O conceito de blockchain surgiu em 2008, com a publicação do artigo “Bitcoin: a peer-to-peer Electronic Cash System”, publicado por Satoshi Nakamoto, sendo lançado em 2009 o seu código aberto.
Não se confunde com as criptomoedas ou moedas virtuais, como a Bitcoin, sendo a tecnologia que está por trás destas, tendo surgido como seu código-fonte.

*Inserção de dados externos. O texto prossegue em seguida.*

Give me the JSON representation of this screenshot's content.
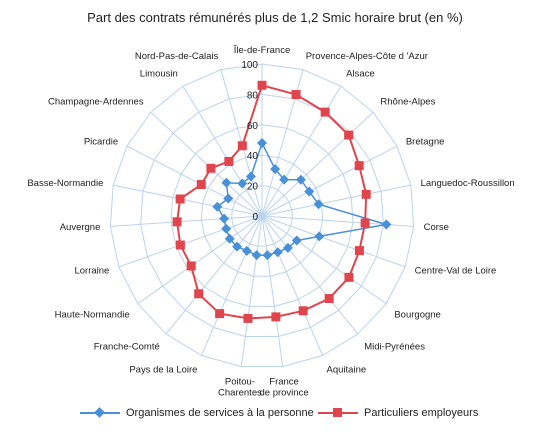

Porém seu uso não se restringe às moedas digitais, podendo ser utilizado para os mais diversos fins, desde governamentais até pessoais, como a validação de documentos.
Blockchain são blocos de dados, encadeados, possuindo cada um a sua identidade, o seu hash, que nada mais é do que uma quantidade de dados transformada em uma pequena quantidade de informações.
Quando um novo bloco é criado, é criada também a sua identidade e ele carrega a identidade de todos os anteriores, o que possibilita verificar se algum bloco foi alterado. Por isso o sistema é seguro, pois para hackeá-lo é preciso quebrar a critptografia de todos os blocos, que não estão na posse de uma pessoa ou governo. Portanto, teriam que ser quebrados milhares de criptografias espalhadas em milhões de computadores no mundo, algo humanamente impossível.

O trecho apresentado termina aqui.